Monday, April 22, 2019
Jacobs Presents A "Tricky Budget"
Town manager Mary Jacobs presented a solution to the substantial losses incurred by the town owned community center and 45-hole country club: Bury the losses. Bury them so deep that they can't be easily identified.
Thus, the 2019-2020 town manager recommended budget doesn't include a separate community center fund, as it has in prior years. Rather, this "fund" is proposed by her to be buried in the general fund, commingled forever in the parks and rec budget, where detail of revenue and spending will not be reported.
Are you kidding? Budget includes $6 million in golf course bonding
It is beyond our understand as to why Jacobs budget includes the $6 million in bonding that the prior council approved for capital improvements to the town owned country club and Community Center.
Bonding did not occur last year because the prior council was sufficiently savvy to realize that the public does not want to go into debt to pay for parks and recreation. Council figured this out after the town rejected, through vote, council's earlier attempt fund Naranja Park improvements through bond funding. Their attempt to go around the will of the people by putting bonding for golf course improvements in last year's budget was duly noted in their sound defeat at the polls.
Can't compare this year' budget to last year
Jacobs also used a reporting trick. Instead of reporting the budget in the same manner as last year, which includes full disclosure of fund balances, as required by state law; she elected to present only the operating portion of the budget, and not the balances of the funds themselves.

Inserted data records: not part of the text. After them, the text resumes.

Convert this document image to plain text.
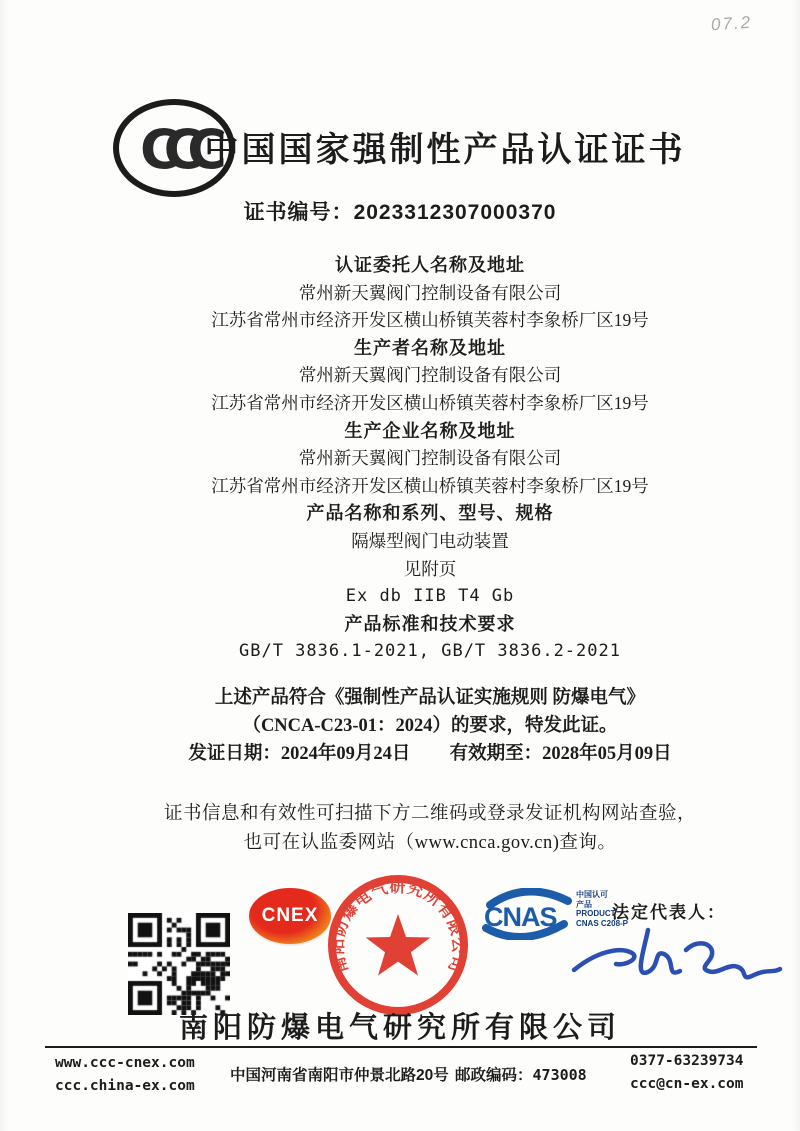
07.2
CCC
中国国家强制性产品认证证书
证书编号：2023312307000370
认证委托人名称及地址
常州新天翼阀门控制设备有限公司
江苏省常州市经济开发区横山桥镇芙蓉村李象桥厂区19号
生产者名称及地址
常州新天翼阀门控制设备有限公司
江苏省常州市经济开发区横山桥镇芙蓉村李象桥厂区19号
生产企业名称及地址
常州新天翼阀门控制设备有限公司
江苏省常州市经济开发区横山桥镇芙蓉村李象桥厂区19号
产品名称和系列、型号、规格
隔爆型阀门电动装置
见附页
Ex db IIB T4 Gb
产品标准和技术要求
GB/T 3836.1-2021, GB/T 3836.2-2021
上述产品符合《强制性产品认证实施规则 防爆电气》
（CNCA-C23-01：2024）的要求，特发此证。
发证日期：2024年09月24日 有效期至：2028年05月09日
证书信息和有效性可扫描下方二维码或登录发证机构网站查验，
也可在认监委网站（www.cnca.gov.cn)查询。
CNEX
南阳防爆电气研究所有限公司
CNAS
中国认可
产品
PRODUCT
CNAS C208-P
法定代表人：
南阳防爆电气研究所有限公司
www.ccc-cnex.com
ccc.china-ex.com
中国河南省南阳市仲景北路20号 邮政编码：473008
0377-63239734
ccc@cn-ex.com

Or, at least we think that's what she did, but we can't be sure!
This reporting allows her to state that her 2019-2020 town manger recommended operating budget is $107.5 million. Last year, the budget was $143 million. But, like we said, we can't compare the numbers.
Jacobs moved ahead with major accounting and reporting changes without Council approval.
Rather than presenting her recommendations for accounting and reporting changes for council to consider, Jacobs chose to include these changes in her recommendation.
Transparency and comparability matter
Transparency in numbers and the ability to compare one year to the past are principles of financial` reporting. Rather than follow the principles, Jacobs chose to present a budget that is less transparent and more confusing.
More importantly, we think: Burying the enormous financial problem presented by the town owned country club and community center is simply wrong.
We do hope that the new Budget and Finance Committee and Town Council see through these accounting and reporting ploys. We want more transparency when it comes to all town activities; not less.